5.13 Usury. To the extent it may lawfully do so, each Company Group Member hereby agrees not to insist upon or plead or in any manner whatsoever claim, and will resist any and all efforts to be compelled to take the benefit or advantage of, usury laws wherever enacted, now or at any time hereafter in force, in connection with any Proceeding that may be brought by any Purchaser Party in order to enforce any right or remedy under any Transaction Document. Notwithstanding any provision to the contrary contained in any Transaction Document, it is expressly agreed and provided that the total liability of each Company Group Member under the Transaction Documents for payments in the nature of interest shall not exceed the maximum lawful rate authorized under applicable Regulations (the “Maximum Rate”) and, without limiting the foregoing, in no event shall any rate of interest, when aggregated with any other sums in the nature of interest that any Company Group Member may be obligated to pay under the Transaction Documents exceed such Maximum Rate. It is agreed that if the maximum contract rate of interest allowed by law and applicable to the Transaction Documents is increased or decreased by statute or any official governmental action subsequent to the date hereof, the new maximum contract rate of interest allowed by law will be the Maximum Rate applicable to the Transaction Documents from the effective date thereof forward, unless such application is precluded by applicable Regulations. If under any circumstances whatsoever, interest in excess of the Maximum Rate is paid by any Company Group Member to any Purchaser Party with respect to any obligation owing under any Transaction Document, such excess shall be applied to any other outstanding obligation under any Transaction Document or be refunded to the Company, the manner of handling such excess to be at the election of the Purchaser.
5.14 Liquidated Damages.

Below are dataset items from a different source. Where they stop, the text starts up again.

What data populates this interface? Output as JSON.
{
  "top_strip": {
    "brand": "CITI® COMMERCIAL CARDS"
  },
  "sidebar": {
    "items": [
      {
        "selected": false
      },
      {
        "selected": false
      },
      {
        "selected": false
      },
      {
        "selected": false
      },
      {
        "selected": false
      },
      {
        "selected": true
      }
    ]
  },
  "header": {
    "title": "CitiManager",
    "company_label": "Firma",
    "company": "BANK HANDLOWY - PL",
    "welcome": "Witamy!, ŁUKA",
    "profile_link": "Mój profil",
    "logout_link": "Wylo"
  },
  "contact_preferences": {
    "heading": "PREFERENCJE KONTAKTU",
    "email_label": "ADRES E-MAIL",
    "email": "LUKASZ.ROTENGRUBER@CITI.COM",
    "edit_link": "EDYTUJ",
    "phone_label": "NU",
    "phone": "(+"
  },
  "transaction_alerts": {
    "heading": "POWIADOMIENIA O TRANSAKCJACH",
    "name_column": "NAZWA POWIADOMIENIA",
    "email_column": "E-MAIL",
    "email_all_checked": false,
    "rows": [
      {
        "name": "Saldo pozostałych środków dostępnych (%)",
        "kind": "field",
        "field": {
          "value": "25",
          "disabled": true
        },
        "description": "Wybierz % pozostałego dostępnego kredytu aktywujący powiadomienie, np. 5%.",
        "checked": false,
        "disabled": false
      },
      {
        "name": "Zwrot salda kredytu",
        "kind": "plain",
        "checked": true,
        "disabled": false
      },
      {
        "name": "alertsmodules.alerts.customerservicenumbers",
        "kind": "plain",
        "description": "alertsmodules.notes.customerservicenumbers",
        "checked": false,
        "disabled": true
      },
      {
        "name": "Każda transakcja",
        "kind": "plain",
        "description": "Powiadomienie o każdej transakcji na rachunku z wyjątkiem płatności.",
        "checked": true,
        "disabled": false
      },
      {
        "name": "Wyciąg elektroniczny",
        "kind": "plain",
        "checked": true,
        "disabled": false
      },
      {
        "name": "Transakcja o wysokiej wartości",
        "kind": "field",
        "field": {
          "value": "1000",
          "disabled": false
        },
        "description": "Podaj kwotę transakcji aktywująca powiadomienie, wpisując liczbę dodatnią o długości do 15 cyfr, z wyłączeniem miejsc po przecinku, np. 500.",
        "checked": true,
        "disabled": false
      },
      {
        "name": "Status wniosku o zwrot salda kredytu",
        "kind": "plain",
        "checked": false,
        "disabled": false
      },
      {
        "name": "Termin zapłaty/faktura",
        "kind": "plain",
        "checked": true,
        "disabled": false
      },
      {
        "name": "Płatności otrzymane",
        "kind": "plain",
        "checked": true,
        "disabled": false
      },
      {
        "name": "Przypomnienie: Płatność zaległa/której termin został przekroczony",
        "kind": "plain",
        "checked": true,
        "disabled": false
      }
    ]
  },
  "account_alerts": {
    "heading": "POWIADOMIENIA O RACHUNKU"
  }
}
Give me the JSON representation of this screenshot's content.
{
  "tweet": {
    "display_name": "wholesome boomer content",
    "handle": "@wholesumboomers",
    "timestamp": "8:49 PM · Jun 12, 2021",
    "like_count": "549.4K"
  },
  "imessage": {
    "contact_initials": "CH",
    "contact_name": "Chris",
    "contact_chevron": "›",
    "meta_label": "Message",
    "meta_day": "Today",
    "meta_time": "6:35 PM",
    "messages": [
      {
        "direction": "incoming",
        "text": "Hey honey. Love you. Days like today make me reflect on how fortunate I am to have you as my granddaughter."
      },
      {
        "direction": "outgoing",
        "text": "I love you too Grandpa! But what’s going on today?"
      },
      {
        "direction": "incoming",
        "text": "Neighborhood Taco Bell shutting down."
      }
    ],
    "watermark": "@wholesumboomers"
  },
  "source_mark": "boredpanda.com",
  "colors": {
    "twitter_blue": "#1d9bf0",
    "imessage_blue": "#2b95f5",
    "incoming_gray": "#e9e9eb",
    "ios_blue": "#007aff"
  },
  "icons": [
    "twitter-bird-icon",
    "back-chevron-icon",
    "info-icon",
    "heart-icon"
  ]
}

The Company’s obligations to pay any partial liquidated damages or other amounts owing under the Transaction Documents is a continuing obligation of the Company and shall not terminate until all unpaid partial liquidated damages and other amounts have been paid notwithstanding the fact that the instrument or security pursuant to which such partial liquidated damages or other amounts are due and payable shall have been canceled.
5.15 Further Assurances. The Company Group Members agree to take such further actions as the Purchaser shall reasonably request from time to time in connection herewith to evidence, give effect to or carry out this Agreement and the other Transaction Documents and any of the transactions contemplated hereby or thereby.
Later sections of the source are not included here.